We wait with bated breath to see what special interest groups will take over our government in November, 2024, or January, 2025. Some of us are optimistic that the ‘rule of law’ will emerge as the winner, even if it takes the subversion of laws to achieve that end. Some of us are mournful that we may witness the ‘death of democracy’ at the hands of our own democratic processes. Many of us are just ‘mad as Hell and won’t take it anymore,’ regardless of what “it” is.

In this uncertain climate, at least one nation, the United Kingdom (aka, England, Great Britain, etc.), has decided to help us breathe more easily by shutting down its last coal burning power plant. Although this will reduce air pollution around the world imperceptibly and will have no impact on global warming, it is a noble gesture. Of course, the motivation for this change is purely economic, but it recognizes that power for the masses can be generated without employing planet-killing, outdated technology.

At the same time we have been notified of this long-overdue but inconsequential initiative in power generation, we have been advised that the interplanetary probe Voyager 2, launched in the 1970s along with Voyager 1, is facing its own power problems. The electricity needed to operate its onboard experiments and to orient its thrusters is barely sufficient to meet the craft’s power demands. Consequently, at least one of the sensors onboard is being temporarily shut down to conserve energy.

Voyager 2 is about 13 billion miles from its launch pad and home planet. Instructions to this now-interstellar probe take 19 hours from their broadcast from our tiny blue planet with its ever combative residents to reach its onboard computers and sensors. Similarly, all information from Voyager 2, whether it be radiation reports or updates on the increasingly faint solar wind, takes 19 hours to reach antennas on the Earth.
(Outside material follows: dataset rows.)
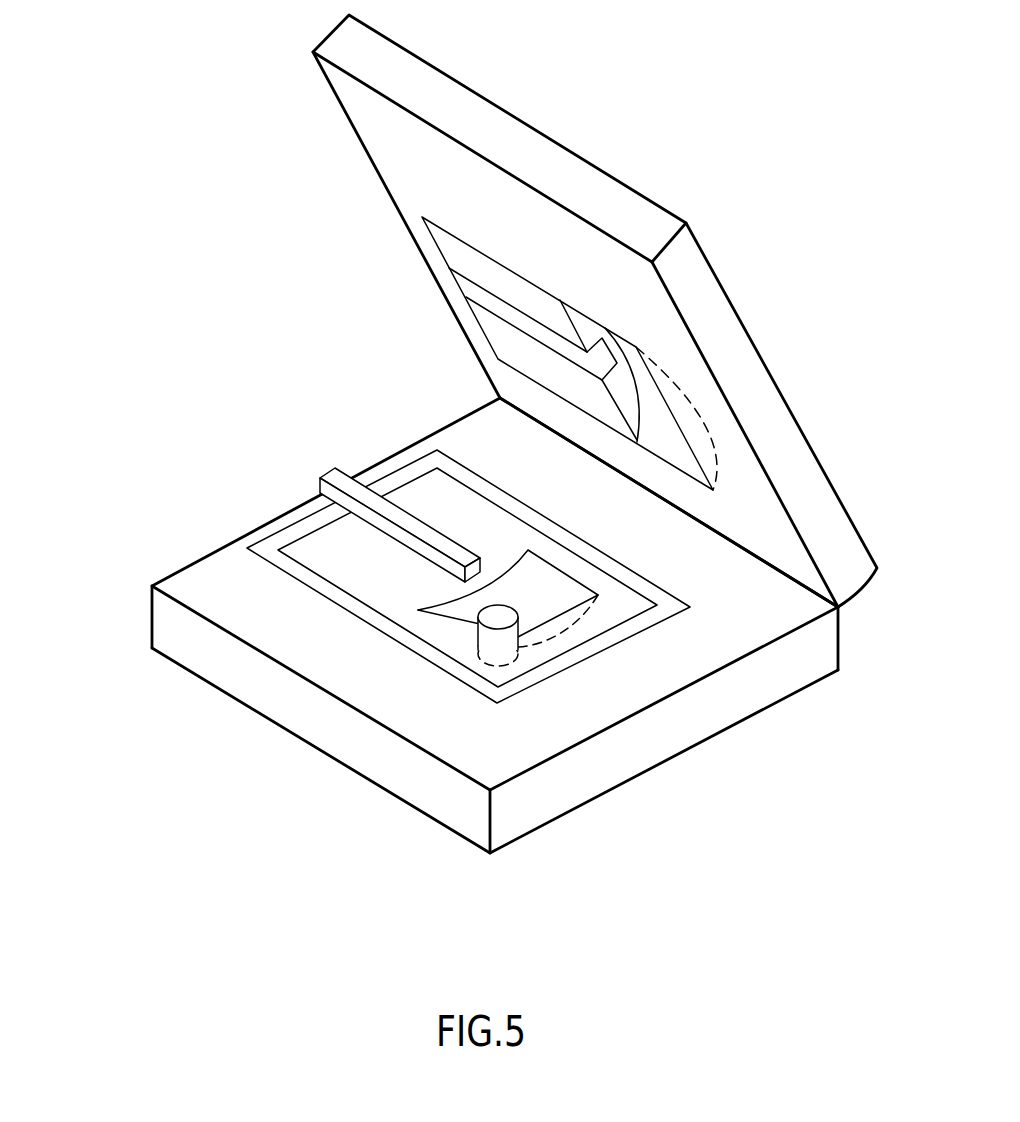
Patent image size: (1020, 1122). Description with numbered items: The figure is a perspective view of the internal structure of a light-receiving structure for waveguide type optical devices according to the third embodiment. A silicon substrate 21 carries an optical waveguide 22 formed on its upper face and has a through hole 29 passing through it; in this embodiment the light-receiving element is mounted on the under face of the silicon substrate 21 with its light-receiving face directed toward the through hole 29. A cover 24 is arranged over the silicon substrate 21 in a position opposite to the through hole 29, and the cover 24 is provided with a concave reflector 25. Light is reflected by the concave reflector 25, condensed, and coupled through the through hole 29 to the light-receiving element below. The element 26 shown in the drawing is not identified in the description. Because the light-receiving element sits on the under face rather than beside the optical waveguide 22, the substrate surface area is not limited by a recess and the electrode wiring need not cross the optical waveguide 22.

The silicon substrate 21 is at (218, 568).
The optical waveguide 22 is at (322, 476).
The cover 24 is at (608, 205).
The concave reflector 25 is at (690, 410).
The slot window 26 is at (443, 268).
The through hole 29 is at (480, 622).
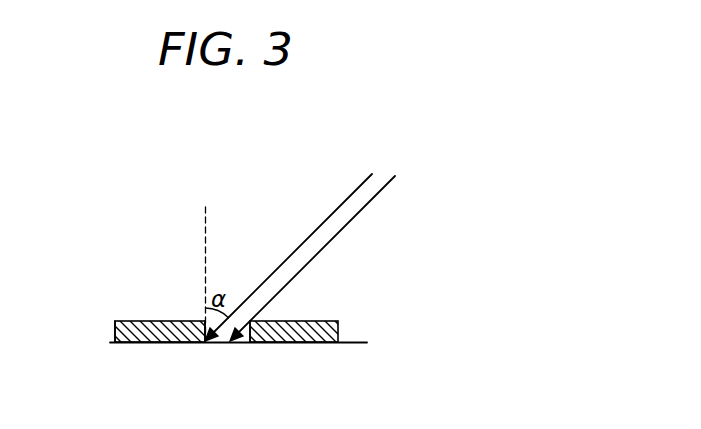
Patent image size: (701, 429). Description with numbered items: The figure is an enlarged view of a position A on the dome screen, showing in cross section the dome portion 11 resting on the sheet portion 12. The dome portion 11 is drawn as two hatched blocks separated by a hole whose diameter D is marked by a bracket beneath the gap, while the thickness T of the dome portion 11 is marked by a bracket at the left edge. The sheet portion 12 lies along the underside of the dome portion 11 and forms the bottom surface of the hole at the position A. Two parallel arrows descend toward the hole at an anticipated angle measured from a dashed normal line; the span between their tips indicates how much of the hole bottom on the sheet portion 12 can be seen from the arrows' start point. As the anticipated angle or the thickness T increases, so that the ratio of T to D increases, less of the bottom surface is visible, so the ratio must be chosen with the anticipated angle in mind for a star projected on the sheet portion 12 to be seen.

The dome portion 11 is at (337, 331).
The sheet portion 12 is at (330, 343).
The position A is at (102, 170).
The thickness of the dome portion T is at (112, 319).
The hole diameter D is at (249, 346).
What is most remarkable with regards our wandering Voyagers is that they have been active and reporting back to us continuously for nearly 50 years without access to external power supplies. They are too far from our sun or any other star to rely on it for power. All of its gadgets and gizmos have relied upon a small packet of plutonium that generates heat that is converted to electricity.

This radioactive material is what leveled Hiroshima in 1945. Since that explosion, which incinerated tens of thousands of people, we have been assured that nuclear power could be safely harnessed for peaceful applications. The Voyager probes were examples of peaceful applications of nuclear power. The problems with nuclear power, however, have included waste disposal, diversion into armaments, and accidents, like those at Three Mile Island, Fukushima, and Chernobyl. The solutions to all of these problems were achievable, but our leaders and those of other superpowers chose pollutants over possibilities.
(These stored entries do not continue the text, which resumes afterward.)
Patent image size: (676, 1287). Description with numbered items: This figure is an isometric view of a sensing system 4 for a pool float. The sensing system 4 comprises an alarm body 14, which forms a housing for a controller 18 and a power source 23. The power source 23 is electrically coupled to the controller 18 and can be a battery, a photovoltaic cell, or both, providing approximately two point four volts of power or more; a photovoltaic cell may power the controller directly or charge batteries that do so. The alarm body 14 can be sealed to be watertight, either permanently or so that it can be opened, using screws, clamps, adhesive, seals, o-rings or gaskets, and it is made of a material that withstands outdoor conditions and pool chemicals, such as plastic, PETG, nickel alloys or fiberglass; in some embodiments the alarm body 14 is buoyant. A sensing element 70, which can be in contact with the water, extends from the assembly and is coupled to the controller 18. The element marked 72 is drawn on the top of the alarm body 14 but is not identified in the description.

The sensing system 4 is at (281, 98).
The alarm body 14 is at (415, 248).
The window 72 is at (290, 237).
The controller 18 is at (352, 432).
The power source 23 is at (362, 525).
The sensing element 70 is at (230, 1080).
An obvious question is why we continue to be reliant on coal, natural gas, and oil, the burning of which is destroying the habitability of our planet for our species, when we have access to a variety of alternative power sources. In the 1970s we already had nuclear power sources with viability and reliability lasting at least decades, if not centuries. We had devices that could generate electricity from sunlight, hydraulic systems (e.g., dams, tidal forces), volcanism, wind, etc., and yet we stuck with archaic technology that would inevitably foul the nest in which we live.  As recently as 2012, 39 % of the United Kingdom’s electricity was still generated by coal-burning plants. The United States relied increasingly on natural gas for power generation in the Twenty-First Century, but this did not reduce the planetary burden of greenhouse gases and global warming.

America and most other major consumers of electricity do not lack the technology for generating electricity without destroying the planet. On the contrary, the options are numerous and readily achievable. As with many of our self-inflicted problems, the issue is money. Much of the wealth accrued by a powerful minority of Americans is based on the utilization of oil and gas based technologies.  Both major political parties have been complicit in looking out for the vested interests of these wealthy patrons. The Republican candidates insist on our continuing to “drill, baby drill,” even though we have net exports of oil and gas. The Democratic candidates have yielded to their financial supporters by leasing out more public land for oil and gas exploration and development than any prior administration.

Our recent hurricanes have been a reminder that Mother Nature is choking on our exhausts. The oceans are getting warmer, the wind is blowing stronger, and the pattern of rainfall is shifting disastrously. We need the rule of law, and we need the survival of democracy, but most of all we need to preserve the environment in which our ancestors evolved if it is to be available to our descendants.

Dr. Lechtenberg is an Easton resident who graduated from Tufts University and Tufts Medical School in Massachusetts and subsequently trained at The Mount Sinai Hospital and Columbia-Presbyterian Medical Center in Manhattan.  He worked as a neurologist at several New York Hospitals, including Kings County and The Long Island College Hospital, while maintaining a private practice, teaching at SUNY Downstate Medical School, and publishing 15 books on a variety of medical topics. He worked in drug development in the U.S., as well as in England, Germany, and France.